Cyber threat actors also exploit trusted business relationships between Canadian organizations, target both online and inperson payment systems, exploit supply chain vulnerabilities, and take advantage of the privileged access managed service providers maintain into the networks of their clients. These activities can be used to defraud organizations, conduct ransomware attacks, or steal proprietary information or customer and client data.

Canadian organizations of all sizes, such as small- and medium-sized enterprises, municipalities, universities, and critical infrastructure providers, face a growing number of cyber threats.Endnote31

These organizations control a range of assets that are of interest to cyber threat actors, including intellectual property, financial information and payment systems, data about customers, partners and suppliers, and industrial plants and machinery. As a general rule, the more Internet-connected assets an organization has, the greater the cyber threat it faces.

Figure 4: List of Assets Owned by Organizations that can Increase Cyber Security Risk

Long description immediatly follow
Long description

Clipboard with the following text: Cyber Risk Factors:

  • Uses operational technology
  • Employs industrial IoT
  • Manages critical infrastructure
  • Holds intellectual property
  • Stores personal data
  • Possesses financial information
  • Operates e-commerce website
  • Encourages remote work

Targeting the Safety of Canadians

Targeting Industrial Control Systems and Critical Infrastructure

The safety of Canadians is at risk when cyber threat actors target organizations responsible for the operation of utilities, delivery of healthcare, or provision of essential government services. However, as we judged in NCTA 2018, we assess that it remains very unlikely that cyber threat actors will intentionally seek to disrupt Canadian critical infrastructure and cause major damage or loss of life in the absence of international hostilities. Nevertheless, cyber threat actors may target critical Canadian organizations to collect information, pre-position for potential future activities, or as a form of intimidation. We judge that state-sponsored actors are very likely attempting to develop the additional cyber capabilities required to disrupt the supply of electricity in Canada.

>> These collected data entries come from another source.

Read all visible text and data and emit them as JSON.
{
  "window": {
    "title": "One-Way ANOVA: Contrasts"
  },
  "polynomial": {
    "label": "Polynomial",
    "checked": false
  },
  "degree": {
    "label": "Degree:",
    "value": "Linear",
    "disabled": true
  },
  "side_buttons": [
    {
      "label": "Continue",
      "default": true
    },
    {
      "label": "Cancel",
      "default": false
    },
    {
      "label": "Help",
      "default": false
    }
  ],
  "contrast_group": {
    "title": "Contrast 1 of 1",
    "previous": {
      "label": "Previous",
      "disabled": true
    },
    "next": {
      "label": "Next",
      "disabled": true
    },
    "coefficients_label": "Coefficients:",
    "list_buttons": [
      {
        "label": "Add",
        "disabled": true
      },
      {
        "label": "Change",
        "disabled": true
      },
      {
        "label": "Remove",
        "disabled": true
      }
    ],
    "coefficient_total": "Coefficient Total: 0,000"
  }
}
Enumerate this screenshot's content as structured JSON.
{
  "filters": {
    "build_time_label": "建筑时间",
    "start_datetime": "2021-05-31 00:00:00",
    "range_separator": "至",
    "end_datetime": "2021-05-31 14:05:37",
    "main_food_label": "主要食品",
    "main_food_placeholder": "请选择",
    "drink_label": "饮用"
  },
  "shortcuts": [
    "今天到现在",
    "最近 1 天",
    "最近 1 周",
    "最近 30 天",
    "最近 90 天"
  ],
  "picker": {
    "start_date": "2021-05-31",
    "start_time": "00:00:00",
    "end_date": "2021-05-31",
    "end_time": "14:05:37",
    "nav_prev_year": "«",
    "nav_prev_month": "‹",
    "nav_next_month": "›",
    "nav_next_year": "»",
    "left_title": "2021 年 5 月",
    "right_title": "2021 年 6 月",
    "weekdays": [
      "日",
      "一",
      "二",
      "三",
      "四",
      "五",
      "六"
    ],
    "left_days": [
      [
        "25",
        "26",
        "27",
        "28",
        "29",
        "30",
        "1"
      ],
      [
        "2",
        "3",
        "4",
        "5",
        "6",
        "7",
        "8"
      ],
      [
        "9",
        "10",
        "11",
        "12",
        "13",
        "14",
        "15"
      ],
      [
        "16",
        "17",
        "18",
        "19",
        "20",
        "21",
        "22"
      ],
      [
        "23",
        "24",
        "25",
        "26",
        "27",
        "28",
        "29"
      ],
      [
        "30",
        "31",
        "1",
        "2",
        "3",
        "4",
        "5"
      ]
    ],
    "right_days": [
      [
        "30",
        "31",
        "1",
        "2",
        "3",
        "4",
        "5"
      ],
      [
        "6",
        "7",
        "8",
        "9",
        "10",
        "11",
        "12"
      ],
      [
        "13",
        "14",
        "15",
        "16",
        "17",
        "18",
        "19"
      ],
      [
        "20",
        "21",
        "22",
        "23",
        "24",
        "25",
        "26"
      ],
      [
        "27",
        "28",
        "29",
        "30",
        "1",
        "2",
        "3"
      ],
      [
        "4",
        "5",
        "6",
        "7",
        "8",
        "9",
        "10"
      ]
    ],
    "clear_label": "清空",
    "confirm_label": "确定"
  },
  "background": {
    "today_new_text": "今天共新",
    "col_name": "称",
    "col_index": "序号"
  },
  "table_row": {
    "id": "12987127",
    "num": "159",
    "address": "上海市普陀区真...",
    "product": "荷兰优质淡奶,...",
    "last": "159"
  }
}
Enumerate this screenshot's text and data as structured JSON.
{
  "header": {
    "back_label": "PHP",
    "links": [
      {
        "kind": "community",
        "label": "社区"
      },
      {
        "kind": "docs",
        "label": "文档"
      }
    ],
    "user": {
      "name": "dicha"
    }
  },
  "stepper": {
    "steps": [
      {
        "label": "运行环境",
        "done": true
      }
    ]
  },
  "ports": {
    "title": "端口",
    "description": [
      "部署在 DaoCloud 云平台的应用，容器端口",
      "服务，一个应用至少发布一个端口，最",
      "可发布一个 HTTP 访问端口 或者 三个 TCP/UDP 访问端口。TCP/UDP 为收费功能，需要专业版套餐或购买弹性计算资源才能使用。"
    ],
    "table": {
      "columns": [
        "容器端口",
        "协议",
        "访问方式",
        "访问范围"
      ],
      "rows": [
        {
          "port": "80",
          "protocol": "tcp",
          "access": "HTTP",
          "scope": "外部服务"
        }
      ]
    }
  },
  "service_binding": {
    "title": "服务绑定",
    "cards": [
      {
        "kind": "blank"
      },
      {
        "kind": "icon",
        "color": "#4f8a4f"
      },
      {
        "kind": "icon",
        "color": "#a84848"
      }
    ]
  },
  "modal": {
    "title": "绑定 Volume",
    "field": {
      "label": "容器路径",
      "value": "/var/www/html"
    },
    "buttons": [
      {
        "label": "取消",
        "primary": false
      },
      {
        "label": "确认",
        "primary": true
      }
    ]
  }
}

Industrial control systems (ICS) are a type of OT that monitors and controls physical equipment in industrial or critical infrastructure processes. Especially in the electricity sector, ICS are targeted across the world, mostly by state-sponsored cyber threat actors. In 2019, Russia-associated actors probed the networks of electricity utilities in the US and Canada.Endnote32 Iranian hacking groups have targeted ICS infrastructure in rival nations, including the US, Israel, and Saudi Arabia.Endnote33 North Korean malware has been found in the IT networks of Indian power plants, and US utility employees have been targeted by Chinese state-sponsored cyber threat actors.Endnote34

In recent years, ransomware has increasingly impacted ICS. We assess that ransomware has almost certainly improved its ability to spread through corporate IT networks and threaten adjacent ICS environments. In some cases, victims have chosen to disable their industrial processes as a precautionary measure during a significant ransomware event. For example, in March 2019, a Norwegian aluminum company was impacted by a ransomware event that disrupted its logistical and production data so severely that it prompted the shutdown of ICS control and reversion to manual operations.Endnote35 We assess that cybercriminals will very likely increase their targeting of ICS in the next two years in an attempt to place increased pressure on critical infrastructure and heavy industry victims to promptly accede to ransom demands.

ICS ransomware in action

Since January 2019, at least seven ransomware variants have contained instructions to terminate ICS processes.Endnote36 The impact of these attacks on ICS varies according to the specific circumstances of the industrial process and the reaction of the site staff.Endnote37 In June 2020, a car manufacturer halted production at most of its North American plants, including one in Canada, “to ensure safety” after very likely being hit by one of these ransomware variants.Endnote38

Threats to Canadian Financial and Economic Health

Cyber threat activity results in unwanted expenses for organizations, including the costs of ransoms or stolen funds, losses due to the disruption of operations, the price of securing and insuring networks, reputational damage and related loss of customers, and theft of intellectual property or confidential information.Endnote39 These costs are a drain on organizations’ finite resources and decrease their competitiveness against other companies. Taken together, they are also a drain on the Canadian economy.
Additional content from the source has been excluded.